Questione centrale è l’ordine voluto da Dio che ha posto l’uomo come vertice della Creazione: non un essere vivente tra gli altri, ma il primo e superiore. Dominatore assoluto e dispotico? Niente affatto, perché se «la natura è per l’uomo, l’uomo è per Dio», per usare le parole pronunciate a conclusione dei lavori dal cardinale Renato Martino, presidente di Giustizia e Pace. Vale a dire che i problemi ambientali nascono quando si smarrisce questa visione creazionistica: cancellando Dio, l’uomo oscilla tra lo sfruttamento selvaggio della natura e delle risorse e la divinizzazione della natura. Se entrambe le tendenze sono oggi chiaramente presenti nella nostra società, non c’è dubbio che è la seconda che si sta affermando come opinione dominante sulla spinta degli allarmi per il clima. Vale a dire che è ormai comune l’idea che l’uomo debba “limitarsi” per poter garantire la sopravvivenza del pianeta. Dietro a questa visione c’è la concezione di un uomo che ha pari dignità rispetto alle altre creature, e che non ha alcun diritto su di esse; al contrario, proprio per la sua capacità “distruttiva” l’uomo avrebbe accumulato un grosso “debito” nei confronti di tutte le altre specie viventi.

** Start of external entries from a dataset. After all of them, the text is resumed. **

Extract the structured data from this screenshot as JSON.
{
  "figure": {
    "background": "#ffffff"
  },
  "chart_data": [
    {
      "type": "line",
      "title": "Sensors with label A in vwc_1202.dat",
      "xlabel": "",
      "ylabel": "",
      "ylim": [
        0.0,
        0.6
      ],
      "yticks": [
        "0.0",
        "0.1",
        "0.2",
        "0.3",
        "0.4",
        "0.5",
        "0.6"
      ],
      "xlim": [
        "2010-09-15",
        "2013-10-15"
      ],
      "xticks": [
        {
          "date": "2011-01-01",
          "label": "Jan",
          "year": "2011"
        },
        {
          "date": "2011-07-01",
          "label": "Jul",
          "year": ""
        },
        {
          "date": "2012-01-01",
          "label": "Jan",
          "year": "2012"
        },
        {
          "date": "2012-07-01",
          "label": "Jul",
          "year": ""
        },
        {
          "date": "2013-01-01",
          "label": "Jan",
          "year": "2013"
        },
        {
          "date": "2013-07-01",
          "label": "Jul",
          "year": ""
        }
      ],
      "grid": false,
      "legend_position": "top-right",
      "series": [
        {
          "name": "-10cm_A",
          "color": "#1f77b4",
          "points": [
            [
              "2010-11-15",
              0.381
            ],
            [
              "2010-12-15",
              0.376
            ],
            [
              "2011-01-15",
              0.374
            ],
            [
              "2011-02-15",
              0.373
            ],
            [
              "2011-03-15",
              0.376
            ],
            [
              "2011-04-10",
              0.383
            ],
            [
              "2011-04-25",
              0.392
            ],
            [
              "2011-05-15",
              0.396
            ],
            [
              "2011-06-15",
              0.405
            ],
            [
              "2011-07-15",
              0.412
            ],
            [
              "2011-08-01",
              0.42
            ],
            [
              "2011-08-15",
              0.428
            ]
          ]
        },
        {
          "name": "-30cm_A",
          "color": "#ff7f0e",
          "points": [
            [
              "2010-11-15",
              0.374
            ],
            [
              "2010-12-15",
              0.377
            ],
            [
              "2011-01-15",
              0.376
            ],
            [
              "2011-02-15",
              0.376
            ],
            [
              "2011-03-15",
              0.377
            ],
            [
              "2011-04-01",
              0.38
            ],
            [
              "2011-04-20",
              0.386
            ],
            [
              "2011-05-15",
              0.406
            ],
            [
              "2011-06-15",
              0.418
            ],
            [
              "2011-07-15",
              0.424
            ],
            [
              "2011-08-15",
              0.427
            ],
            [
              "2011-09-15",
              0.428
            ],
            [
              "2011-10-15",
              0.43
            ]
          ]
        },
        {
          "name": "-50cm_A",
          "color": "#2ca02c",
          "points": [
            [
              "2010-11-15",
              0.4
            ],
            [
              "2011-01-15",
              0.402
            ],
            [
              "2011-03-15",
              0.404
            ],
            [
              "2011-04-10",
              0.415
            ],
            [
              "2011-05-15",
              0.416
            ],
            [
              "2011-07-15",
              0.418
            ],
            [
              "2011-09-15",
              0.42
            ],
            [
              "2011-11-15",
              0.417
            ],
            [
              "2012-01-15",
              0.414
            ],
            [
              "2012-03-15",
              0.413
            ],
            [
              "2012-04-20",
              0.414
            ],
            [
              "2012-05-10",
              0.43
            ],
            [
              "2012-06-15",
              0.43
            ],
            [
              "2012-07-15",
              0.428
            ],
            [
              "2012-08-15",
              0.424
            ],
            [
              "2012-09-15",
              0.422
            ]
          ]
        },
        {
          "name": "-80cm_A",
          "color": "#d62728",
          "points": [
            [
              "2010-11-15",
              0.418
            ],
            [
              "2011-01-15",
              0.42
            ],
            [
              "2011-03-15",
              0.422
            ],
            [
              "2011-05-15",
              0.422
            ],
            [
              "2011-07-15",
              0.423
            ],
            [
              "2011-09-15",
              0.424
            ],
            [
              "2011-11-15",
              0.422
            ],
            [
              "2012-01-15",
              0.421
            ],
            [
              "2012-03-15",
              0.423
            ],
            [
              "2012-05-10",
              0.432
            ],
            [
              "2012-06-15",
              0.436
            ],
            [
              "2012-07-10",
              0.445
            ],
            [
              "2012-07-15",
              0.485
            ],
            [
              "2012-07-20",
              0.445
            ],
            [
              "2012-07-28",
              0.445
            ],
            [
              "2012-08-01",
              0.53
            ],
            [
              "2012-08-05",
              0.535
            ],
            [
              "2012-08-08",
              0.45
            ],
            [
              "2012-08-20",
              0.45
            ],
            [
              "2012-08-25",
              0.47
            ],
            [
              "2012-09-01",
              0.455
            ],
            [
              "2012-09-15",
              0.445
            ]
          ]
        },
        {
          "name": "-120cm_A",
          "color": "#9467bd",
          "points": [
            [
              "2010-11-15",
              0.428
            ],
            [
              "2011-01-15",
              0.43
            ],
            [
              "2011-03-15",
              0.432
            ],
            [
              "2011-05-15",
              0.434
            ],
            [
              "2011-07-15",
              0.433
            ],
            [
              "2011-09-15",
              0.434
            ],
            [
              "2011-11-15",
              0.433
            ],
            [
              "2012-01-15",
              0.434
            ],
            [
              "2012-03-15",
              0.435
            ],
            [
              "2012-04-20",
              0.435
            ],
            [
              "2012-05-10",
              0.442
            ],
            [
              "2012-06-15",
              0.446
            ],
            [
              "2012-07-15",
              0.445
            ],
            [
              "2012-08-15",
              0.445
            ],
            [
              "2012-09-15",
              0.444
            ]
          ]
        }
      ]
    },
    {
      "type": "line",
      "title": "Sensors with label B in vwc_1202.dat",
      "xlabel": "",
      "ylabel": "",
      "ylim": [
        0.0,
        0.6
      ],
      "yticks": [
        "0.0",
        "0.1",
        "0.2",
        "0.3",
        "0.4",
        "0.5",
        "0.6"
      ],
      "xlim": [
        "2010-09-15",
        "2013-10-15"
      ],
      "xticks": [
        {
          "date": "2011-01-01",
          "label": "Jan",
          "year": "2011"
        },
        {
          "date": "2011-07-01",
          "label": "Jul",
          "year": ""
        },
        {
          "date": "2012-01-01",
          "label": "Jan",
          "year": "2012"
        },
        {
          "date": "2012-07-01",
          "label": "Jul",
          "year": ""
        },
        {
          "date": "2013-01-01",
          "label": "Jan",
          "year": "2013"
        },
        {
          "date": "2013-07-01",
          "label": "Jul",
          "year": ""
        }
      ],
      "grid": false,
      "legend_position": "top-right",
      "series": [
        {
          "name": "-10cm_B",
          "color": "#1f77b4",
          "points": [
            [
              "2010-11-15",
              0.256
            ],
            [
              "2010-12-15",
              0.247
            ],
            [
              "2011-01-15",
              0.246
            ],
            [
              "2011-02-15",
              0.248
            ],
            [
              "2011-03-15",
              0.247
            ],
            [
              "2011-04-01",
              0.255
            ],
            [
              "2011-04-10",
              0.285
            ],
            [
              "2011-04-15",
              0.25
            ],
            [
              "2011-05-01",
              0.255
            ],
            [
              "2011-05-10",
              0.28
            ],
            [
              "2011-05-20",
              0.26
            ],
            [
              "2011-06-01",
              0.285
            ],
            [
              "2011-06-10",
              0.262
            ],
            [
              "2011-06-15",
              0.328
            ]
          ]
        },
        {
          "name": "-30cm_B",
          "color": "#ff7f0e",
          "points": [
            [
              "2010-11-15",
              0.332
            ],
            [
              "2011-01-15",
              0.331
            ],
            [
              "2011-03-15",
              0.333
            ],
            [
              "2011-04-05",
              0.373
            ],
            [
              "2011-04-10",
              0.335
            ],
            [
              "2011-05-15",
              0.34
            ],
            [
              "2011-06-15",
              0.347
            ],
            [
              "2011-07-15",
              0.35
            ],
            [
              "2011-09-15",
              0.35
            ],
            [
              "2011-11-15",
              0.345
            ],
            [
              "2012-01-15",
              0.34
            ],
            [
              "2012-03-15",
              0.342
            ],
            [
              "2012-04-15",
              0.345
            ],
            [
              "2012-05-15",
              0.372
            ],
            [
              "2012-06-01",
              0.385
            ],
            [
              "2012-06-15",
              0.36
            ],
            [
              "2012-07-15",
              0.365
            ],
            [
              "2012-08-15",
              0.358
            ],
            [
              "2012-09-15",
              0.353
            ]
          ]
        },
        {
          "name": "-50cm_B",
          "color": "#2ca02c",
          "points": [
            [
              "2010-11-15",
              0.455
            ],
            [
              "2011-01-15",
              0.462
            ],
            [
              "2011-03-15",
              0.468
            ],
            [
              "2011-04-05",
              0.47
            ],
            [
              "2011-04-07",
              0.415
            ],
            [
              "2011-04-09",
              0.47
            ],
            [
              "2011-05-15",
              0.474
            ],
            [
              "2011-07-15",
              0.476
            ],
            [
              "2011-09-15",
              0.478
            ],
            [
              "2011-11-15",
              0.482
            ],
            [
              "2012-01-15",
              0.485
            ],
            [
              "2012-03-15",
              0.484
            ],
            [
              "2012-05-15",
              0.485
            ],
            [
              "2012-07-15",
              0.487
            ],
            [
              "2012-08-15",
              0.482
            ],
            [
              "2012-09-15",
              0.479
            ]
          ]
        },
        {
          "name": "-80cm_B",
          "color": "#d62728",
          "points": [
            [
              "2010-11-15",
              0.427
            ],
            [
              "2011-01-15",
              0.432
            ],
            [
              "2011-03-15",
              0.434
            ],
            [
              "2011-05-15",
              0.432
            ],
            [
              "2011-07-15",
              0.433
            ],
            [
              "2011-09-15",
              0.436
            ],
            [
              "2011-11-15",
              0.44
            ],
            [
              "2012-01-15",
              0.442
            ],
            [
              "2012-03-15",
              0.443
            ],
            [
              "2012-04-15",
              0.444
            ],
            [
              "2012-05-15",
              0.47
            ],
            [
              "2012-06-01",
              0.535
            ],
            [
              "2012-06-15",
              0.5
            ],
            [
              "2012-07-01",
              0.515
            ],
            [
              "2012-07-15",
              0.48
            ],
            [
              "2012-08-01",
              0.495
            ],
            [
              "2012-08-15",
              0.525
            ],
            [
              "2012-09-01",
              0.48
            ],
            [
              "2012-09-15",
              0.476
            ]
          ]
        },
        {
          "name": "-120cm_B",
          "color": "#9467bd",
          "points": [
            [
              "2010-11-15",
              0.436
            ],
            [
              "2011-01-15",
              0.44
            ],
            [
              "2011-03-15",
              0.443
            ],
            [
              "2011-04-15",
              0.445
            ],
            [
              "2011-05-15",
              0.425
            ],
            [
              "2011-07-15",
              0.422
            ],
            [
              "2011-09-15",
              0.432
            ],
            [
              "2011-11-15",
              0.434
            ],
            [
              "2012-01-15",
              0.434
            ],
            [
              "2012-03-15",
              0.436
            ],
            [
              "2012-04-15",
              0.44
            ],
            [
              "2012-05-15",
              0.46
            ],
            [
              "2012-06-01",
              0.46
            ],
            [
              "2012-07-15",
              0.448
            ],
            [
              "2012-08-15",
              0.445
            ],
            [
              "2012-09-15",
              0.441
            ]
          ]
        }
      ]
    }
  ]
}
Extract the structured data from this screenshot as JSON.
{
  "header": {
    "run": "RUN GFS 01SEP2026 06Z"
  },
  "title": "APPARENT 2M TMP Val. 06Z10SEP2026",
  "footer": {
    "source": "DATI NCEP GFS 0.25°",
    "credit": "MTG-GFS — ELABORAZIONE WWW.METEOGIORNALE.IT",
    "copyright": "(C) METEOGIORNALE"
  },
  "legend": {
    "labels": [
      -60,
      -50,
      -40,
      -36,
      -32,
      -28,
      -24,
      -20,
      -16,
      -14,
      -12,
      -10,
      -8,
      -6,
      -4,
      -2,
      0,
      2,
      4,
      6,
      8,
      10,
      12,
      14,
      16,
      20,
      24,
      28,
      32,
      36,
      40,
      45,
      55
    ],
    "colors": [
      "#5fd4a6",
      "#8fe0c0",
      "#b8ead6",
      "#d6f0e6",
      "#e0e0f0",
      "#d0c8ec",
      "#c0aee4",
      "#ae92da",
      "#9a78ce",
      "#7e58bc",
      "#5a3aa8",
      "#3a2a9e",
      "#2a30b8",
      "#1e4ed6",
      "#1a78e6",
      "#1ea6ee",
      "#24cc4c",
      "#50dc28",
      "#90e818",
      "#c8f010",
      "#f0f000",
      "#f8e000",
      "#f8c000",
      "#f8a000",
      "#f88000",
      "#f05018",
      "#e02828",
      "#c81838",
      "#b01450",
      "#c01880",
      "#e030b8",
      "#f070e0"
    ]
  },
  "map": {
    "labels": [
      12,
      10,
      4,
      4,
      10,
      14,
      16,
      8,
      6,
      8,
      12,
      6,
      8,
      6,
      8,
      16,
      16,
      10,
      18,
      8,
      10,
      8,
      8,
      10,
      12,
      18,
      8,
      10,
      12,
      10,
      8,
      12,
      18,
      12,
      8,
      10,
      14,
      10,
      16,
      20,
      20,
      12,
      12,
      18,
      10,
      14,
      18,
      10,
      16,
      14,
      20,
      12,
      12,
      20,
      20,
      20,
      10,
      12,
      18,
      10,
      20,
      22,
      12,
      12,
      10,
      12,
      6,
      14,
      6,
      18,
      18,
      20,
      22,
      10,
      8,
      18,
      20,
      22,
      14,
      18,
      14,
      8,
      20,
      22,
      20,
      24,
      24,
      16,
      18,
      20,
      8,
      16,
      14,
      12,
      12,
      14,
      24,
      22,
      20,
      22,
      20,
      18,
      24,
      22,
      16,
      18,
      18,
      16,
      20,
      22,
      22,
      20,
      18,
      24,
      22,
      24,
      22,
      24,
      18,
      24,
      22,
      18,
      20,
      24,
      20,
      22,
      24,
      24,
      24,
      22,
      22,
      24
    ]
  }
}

Da qui quella serie di indicazioni (“le 50 cose che ognuno di noi può fare per salvare il pianeta”) che ci vengono suggerite sempre più pressantemente, fino alle esternazioni di Fulco Pratesi, presidente del WWF Italia, che in un’intervista al Corriere suggeriva – per risparmiare acqua ed energia – di non fare più di una doccia a settimana e di lavare i vestiti meno possibile.
È proprio questa visione “riduttiva” dell’uomo che la Dottrina sociale della Chiesa rigetta e considera un grave “errore antropologico e teologico”. L’uomo, infatti, non è una delle tante variabili nella vita della Terra, perciò anche i cambiamenti climatici vanno inquadrati nella prospettiva dello sviluppo (da qui il titolo della conferenza). In altre parole ciò che sta a cuore alla Chiesa è anzitutto l’uomo, la sua dignità, il suo destino; l’uomo immagine e somiglianza di Dio, per la cui salvezza Cristo si è lasciato morire in croce: per questo lo sviluppo è la vera priorità e non può essere sacrificato in nome della presunta “salvezza” del pianeta.
La puntualizzazione è quanto mai attuale e necessaria dato che “l’odio all’uomo” sta emergendo sempre più sfacciatamente come parte integrante di certo ambientalismo. Significativa è a questo proposito un’intervista al domenicale britannico Sunday Times concessa lo scorso 15 aprile dall’economista Jeffrey Sachs, direttore del Programma del Millennio delle Nazioni Unite (che ha l’obiettivo di ridurre drasticamente fame, povertà e malattie entro il 2015) e dell’Earth Institute (Istituto della Terra). Come principale consigliere economico del segretario dell’ONU Kofi Annan negli scorsi anni, Sachs ha messo a punto una serie di misure globali in nome della protezione dell’ambiente, che vengono via via recepite in particolare dall’Unione Europea (dalla tassa sui biglietti aerei al limite delle emissioni di anidride carbonica delle auto). Ebbene Sachs in questa intervista dice sostanzialmente che la minaccia più grave per il pianeta è il suo sovraffollamento di uomini, e perciò critica duramente il presidente americano George Bush per aver tagliato i fondi alle associazioni che promuovono l’aborto come metodo di controllo delle nascite.
Dopo pochi giorni, il 6 maggio, ancora sul Sunday Times ecco che un altro ambientalista, il sociologo John Guilleband, presenta un rapporto secondo cui per salvare la Terra non bisogna mettere al mondo i bambini: ogni nuovo nato in Occidente, infatti, causa emissioni di anidride carbonica pari a 620 voli transoceanici dall’Europa all’America compiuti con un jumbo jet. Ecco allora il primo suggerimento: impedire che ogni coppia metta al mondo più di due figli.
Altro che conservare le risorse per rispetto delle “generazioni future”: questi signori stanno facendo di tutto per evitare che le “generazioni future” nascano.